Basketball

Auswärtsstarke Alba kommt in Ulm auf den Prüfstand

Bisher überzeugte Alba besonders in fremden Hallen. In Ulm wartet nun aber eine besonders hohe Hürde auf die Berliner.

Alba-Spielmacher Jordan Taylor (r.) überzeugt auch im Bodenkampf

Alba-Spielmacher Jordan Taylor (r.) überzeugt auch im Bodenkampf

Foto: Marc Müller / dpa

Berlin.  Denkt man an das Ulmer Basketballteam, taucht fast automatisch der Wuschelkopf von Per Günther vor dem inneren Auge auf.
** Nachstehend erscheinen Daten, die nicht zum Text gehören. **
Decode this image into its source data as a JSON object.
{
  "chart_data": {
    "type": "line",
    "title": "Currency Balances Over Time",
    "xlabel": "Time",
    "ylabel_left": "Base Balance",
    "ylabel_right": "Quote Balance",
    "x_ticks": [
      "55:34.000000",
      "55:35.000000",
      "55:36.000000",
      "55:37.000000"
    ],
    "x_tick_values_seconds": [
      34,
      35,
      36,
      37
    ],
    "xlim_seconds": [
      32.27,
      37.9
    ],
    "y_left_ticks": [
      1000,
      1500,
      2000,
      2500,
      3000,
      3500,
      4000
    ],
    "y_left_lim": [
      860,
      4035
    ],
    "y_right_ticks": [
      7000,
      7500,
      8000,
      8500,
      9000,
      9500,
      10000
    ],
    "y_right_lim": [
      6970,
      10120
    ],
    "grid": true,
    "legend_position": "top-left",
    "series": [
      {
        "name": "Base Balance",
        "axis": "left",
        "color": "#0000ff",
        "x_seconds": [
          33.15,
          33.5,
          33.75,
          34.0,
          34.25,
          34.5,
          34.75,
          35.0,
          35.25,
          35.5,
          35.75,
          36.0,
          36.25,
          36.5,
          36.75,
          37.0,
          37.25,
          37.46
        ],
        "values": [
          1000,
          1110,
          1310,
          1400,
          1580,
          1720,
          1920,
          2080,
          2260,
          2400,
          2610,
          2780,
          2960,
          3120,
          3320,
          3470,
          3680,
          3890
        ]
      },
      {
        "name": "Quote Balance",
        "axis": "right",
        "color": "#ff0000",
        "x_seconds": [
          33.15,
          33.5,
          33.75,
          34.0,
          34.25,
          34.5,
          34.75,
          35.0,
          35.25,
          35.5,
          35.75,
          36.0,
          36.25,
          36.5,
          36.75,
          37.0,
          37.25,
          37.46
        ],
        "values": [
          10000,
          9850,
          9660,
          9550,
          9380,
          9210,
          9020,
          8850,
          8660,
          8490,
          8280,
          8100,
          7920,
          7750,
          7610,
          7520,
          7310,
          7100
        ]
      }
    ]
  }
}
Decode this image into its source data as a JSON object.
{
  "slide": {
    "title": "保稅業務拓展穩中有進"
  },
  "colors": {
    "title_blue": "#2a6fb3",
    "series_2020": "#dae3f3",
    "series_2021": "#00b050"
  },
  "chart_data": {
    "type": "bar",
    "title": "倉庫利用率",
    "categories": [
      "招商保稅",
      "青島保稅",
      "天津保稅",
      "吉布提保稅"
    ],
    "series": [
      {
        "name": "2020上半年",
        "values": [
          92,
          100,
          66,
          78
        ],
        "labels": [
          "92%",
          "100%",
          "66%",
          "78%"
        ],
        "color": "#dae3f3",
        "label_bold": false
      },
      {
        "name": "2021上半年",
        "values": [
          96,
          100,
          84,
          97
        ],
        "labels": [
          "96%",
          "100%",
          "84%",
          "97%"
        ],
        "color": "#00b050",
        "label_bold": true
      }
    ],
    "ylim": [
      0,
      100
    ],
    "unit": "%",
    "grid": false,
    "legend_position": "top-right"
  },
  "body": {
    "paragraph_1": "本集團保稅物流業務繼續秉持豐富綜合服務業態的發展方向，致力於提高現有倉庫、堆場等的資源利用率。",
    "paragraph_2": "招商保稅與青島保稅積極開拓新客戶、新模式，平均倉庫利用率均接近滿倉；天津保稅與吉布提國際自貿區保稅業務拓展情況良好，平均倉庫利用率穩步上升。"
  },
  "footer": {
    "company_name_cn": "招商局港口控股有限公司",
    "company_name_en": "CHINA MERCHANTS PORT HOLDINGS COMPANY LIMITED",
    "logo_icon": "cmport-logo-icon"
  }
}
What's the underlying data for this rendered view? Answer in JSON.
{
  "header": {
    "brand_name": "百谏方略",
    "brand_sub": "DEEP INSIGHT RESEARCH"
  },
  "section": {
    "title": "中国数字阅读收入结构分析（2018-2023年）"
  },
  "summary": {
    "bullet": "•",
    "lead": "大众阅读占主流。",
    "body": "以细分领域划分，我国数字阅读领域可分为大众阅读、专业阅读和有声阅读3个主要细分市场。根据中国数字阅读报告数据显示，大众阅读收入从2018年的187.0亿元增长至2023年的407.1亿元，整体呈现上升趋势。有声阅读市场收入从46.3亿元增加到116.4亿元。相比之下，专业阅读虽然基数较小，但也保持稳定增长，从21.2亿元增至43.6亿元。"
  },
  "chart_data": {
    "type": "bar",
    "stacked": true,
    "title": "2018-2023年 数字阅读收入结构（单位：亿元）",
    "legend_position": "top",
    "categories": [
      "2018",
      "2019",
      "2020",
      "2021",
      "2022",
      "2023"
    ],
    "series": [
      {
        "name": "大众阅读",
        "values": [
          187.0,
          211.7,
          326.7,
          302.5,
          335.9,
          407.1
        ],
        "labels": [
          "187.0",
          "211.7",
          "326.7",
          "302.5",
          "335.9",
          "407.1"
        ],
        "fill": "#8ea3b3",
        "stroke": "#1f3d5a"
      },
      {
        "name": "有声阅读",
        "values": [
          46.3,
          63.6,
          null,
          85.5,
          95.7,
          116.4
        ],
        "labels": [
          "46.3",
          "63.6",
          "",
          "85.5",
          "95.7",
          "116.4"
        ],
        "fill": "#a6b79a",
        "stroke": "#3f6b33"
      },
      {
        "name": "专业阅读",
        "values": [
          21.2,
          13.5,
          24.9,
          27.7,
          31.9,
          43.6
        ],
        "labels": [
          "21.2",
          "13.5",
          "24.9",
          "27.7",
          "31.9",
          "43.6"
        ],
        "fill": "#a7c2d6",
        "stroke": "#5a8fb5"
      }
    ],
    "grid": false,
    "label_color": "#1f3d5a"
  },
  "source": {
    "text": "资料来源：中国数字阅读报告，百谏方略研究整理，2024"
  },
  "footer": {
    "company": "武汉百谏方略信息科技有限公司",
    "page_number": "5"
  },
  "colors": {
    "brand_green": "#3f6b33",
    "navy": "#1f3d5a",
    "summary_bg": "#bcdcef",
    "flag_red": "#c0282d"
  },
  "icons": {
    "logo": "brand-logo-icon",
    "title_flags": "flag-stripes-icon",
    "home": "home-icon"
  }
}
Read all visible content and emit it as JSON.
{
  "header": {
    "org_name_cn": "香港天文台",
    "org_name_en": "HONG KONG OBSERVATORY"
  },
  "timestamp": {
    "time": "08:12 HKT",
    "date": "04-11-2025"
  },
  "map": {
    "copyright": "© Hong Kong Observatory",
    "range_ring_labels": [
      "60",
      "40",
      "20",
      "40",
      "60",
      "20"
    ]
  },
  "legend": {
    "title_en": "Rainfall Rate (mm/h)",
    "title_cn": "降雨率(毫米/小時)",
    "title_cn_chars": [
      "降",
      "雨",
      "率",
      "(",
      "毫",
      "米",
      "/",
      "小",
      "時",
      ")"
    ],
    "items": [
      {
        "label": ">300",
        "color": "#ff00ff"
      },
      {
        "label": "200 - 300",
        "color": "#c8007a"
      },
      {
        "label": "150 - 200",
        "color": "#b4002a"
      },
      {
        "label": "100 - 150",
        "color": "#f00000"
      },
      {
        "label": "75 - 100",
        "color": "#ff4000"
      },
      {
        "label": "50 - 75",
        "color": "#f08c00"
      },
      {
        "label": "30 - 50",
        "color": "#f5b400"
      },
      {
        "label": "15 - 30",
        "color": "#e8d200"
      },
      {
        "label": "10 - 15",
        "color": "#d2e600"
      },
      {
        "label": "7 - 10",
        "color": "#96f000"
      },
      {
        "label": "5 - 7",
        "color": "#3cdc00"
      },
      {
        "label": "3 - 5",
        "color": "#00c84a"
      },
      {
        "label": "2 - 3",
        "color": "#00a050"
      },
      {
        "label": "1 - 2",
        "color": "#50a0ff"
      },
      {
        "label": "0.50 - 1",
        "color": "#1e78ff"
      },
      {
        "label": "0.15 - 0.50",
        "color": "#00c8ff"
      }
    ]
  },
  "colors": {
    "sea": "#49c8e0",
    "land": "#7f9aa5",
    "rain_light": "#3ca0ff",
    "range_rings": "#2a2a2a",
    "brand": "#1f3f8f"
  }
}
Der 28-jährige Spielmacher ist seit 2008 die Konstante im Spiel der Baden-Württemberger und gleichzeitig für den Klub eine Art Markenzeichen. Aber nicht nur dort: Die Fans aus ganz Deutschland wählten den 1,84 Meter großen Nationalspieler in den vergangenen vier Spielzeiten jeweils zum beliebtesten Spieler der Liga.

Ein guter Passgeber und ein guter Schütze

Albas Will Cherry, drei Jahre jünger und einen Zentimeter größer als sein Ulmer Kollege, findet Günther auch sehr nett, wird aber nichts unversucht lassen, sich bei ihm an diesem Sonnabend im Auswärtsspiel der Berliner (20.30 Uhr, Sport1) unbeliebt zu machen. „Ich habe Per beim Allstar-Wochenende ein wenig näher kennengelernt“, erzählt Cherry. „Er ist nicht nur ein sehr guter Spielmacher, sondern auch ein netter und gerader Typ.“ Günther sei der unumstrittene Kopf des Ulmer Teams und liefere genau das, was einen guten Spieler auszeichnet. „Er setzt seine Mitspieler in Szene, ist aber auch als Vollstrecker gefährlich. Er hat einen sehr guten Wurf.“

Per Günther kommt auf einen Schnitt von 13,6 Punkten pro Spiel. Wie wichtig es sein wird, ihn als Schützen zu stoppen, aber auch die Anspiele auf Ulms Topscorer Raymar Morgan (15,3) zu verhindern, zeigt der Blick auf die Tabelle. Alba tritt als Sechster in Ulm an, die Gastgeber liegen mit nur einem Sieg weniger auf Rang sieben.

Ein Selbstläufer wie im Hinspiel wird es nicht

Ein Selbstläufer wie im Hinspiel, in dem Alba schon zur Halbzeit mit 46:24 führte (Endstand: 74:54), wird es nicht. „Die Ulmer spielen jetzt konkreter und athletischer als in der Hinrunde“, erklärt Albas Coach Sasa Obradovic, „und sie haben vor allem ihr Zusammenspiel enorm verbessert.“ Unter der Führung von Per Günther, versteht sich.

Neben Cherry wird auch Jordan Taylor versuchen, den beliebtesten Spieler der Liga zu ärgern. „Wenn wir zu unserem Spiel finden, können wir jeden schlagen“, ist sich Taylor sicher. Vor allem auswärts, sollte man hinzufügen. In fremder Halle hat Alba in der Liga mit 10:4 Siegen hinter Überflieger Bamberg (12:2) die zweitbeste Bilanz.